The suspects – one of them a neighbor – told investigators that because the boys had been drinking and taking drugs, they found it “easy” to kill her over an argument, said Arturo Sandoval, a spokesman for the state Attorney General’s Office. They dumped her body in the street, forgetting that they left her hand back at the house, the statement said.
The fact that Chavez’s killers were so young rocked a community already jaded by more than 3,000 murders last year, which now dwarf the more than 100 women and teenage girls who were sexually assaulted, killed and dumped in the desert over a decade, starting in 1993 – crimes that resembled a pattern.
“It’s neglect on the part of the authorities of families,” said Dr. Leticia Chavarria, a member of the Citizens Medical Committee and activist for security issues in Juarez. “There’s no rehabilitation for young delinquents. There are no networks to keep them in school. It’s a very sad view of our community.”
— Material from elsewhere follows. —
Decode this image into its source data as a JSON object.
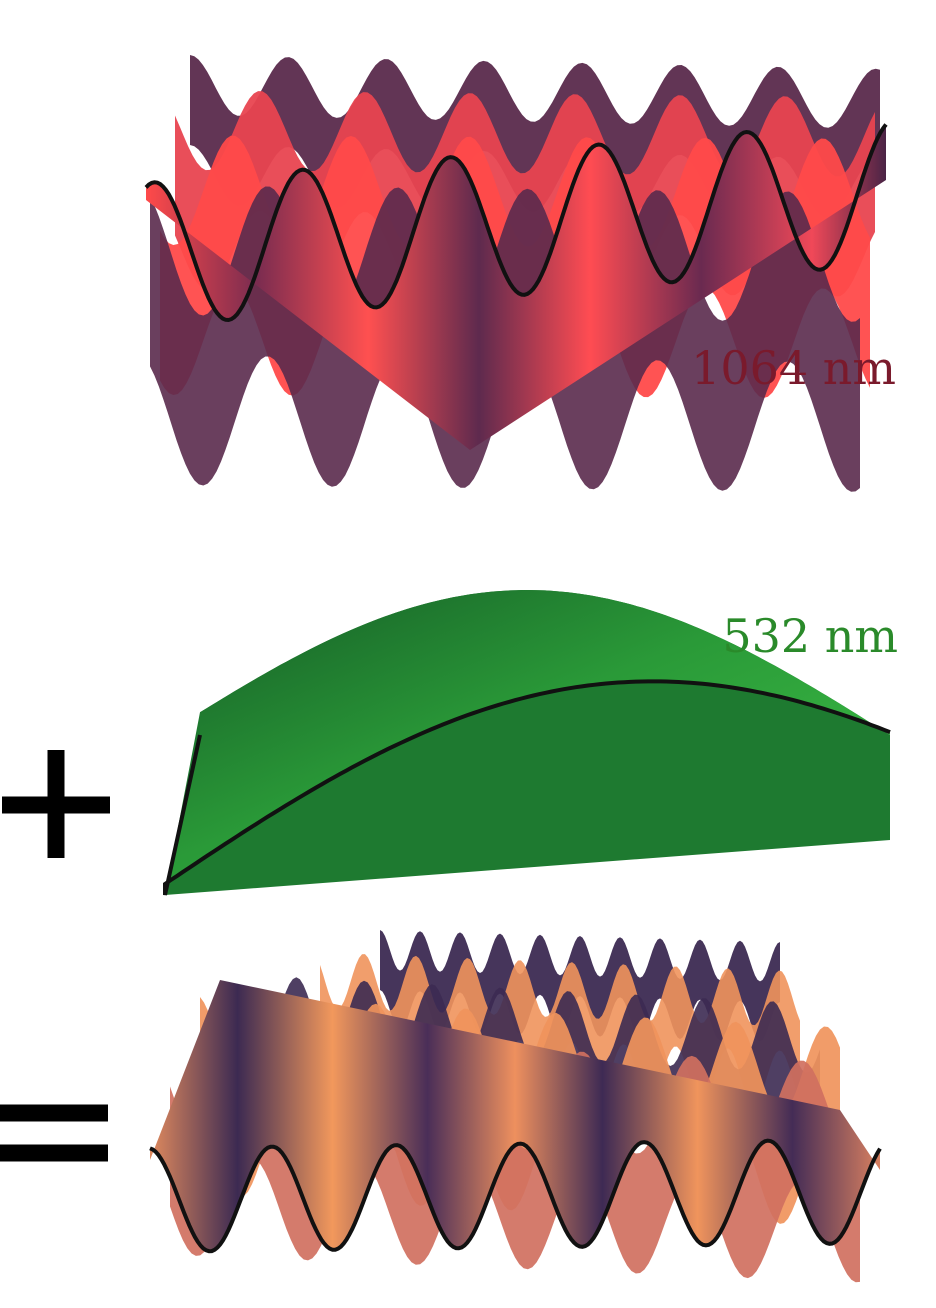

Chavez is the second Juarez anti-crime activist killed in less than a month. Gunmen shot Marisela Escobedo Ortiz as she protested in front of a governor’s office in the state capital in December to demand justice for her dead daughter, whose ex-boyfriend is the prime suspect in both killings.
The Chihuahua Congress on Tuesday voted unanimously to impeach three judges after they freed the main suspect, saying his confession was not convincing proof. Two of the judges said Wednesday they’ll defend themselves against any accusations of impropriety.
Problems with evidence and building strong cases plagued the women of Juarez killings as well. Although some men confessed and at least two were convicted, the vast majority of the killings are still unsolved. A federal commission spent three years studying the cases plagued for years by allegations of state police corruption and incompetence before quietly dropping the inquiry in 2006, saying there was no evidence of federal crimes.